4.2. Posology and method of administration
Melphalan is a cytotoxic drug which falls into the general class of alkylating agents. It should be prescribed only by physicians experienced in the management of malignant disease with such agents.
Since melphalan is myelosuppressive, frequent blood counts are essential during therapy and the dosage should be delayed or adjusted if necessary (See section 4.4).
P osology
Parenteral administration:
For intravenous administration, it is recommended that MELPHALAN RAZ 50 MG solution is injected slowly into a fast-running infusion solution via a swabbed injection port.
If direct injection into a fast-running infusion is not appropriate, MELPHALAN RAZ 50 MG solution may be administered diluted in an infusion bag.
Melphalan is not compatible with infusion solutions containing dextrose, and it is recommended that ONLY Sodium Chloride intravenous infusion 0.9% w/v is used.
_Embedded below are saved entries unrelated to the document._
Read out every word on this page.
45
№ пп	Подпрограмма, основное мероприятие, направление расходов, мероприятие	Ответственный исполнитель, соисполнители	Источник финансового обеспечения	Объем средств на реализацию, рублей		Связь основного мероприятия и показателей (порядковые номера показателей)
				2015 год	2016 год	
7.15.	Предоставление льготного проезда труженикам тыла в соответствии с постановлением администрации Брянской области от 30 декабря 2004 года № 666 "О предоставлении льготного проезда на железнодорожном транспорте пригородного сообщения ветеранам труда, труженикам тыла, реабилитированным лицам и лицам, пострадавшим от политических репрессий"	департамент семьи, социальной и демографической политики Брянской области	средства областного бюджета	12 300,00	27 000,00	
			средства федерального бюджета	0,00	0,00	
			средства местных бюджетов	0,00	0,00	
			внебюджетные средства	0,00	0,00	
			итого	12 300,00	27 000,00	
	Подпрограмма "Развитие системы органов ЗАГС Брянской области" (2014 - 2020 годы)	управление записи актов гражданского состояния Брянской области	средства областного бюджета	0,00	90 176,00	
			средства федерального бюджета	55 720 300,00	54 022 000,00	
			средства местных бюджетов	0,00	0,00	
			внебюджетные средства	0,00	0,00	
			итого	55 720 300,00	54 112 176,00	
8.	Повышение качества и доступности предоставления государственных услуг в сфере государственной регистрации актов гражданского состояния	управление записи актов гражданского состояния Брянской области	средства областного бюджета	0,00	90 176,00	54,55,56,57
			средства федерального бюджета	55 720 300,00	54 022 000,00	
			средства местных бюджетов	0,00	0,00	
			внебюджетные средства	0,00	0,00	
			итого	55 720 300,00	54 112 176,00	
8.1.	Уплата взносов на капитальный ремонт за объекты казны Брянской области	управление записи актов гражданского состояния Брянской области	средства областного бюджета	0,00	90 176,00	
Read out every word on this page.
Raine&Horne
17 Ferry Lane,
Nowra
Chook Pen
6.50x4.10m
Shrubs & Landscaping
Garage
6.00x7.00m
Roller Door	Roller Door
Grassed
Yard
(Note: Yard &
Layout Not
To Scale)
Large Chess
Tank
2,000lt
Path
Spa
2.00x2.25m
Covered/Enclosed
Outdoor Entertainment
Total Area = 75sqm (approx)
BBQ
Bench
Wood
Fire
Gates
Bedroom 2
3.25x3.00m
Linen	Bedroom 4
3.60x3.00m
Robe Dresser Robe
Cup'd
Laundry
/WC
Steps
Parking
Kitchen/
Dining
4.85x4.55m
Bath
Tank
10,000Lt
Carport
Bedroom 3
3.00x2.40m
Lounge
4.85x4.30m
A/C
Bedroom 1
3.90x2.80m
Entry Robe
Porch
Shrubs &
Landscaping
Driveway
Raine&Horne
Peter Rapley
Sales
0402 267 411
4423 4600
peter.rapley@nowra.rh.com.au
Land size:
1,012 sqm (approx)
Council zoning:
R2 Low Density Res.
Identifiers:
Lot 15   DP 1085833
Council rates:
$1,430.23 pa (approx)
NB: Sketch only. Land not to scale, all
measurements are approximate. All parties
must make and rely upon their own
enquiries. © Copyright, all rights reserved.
When further diluted in an infusion solution, MELPHALAN RAZ 50 MG has reduced stability and the rate of degradation increases rapidly with rise in temperature. If administration occurs at a room temperature of approximately 25°C, the total time from preparation of the injection solution to the completion of infusion should not exceed 1.5 hours.
Should any visible turbidity or crystallization appear in the reconstituted or diluted solutions, the preparation must be discarded.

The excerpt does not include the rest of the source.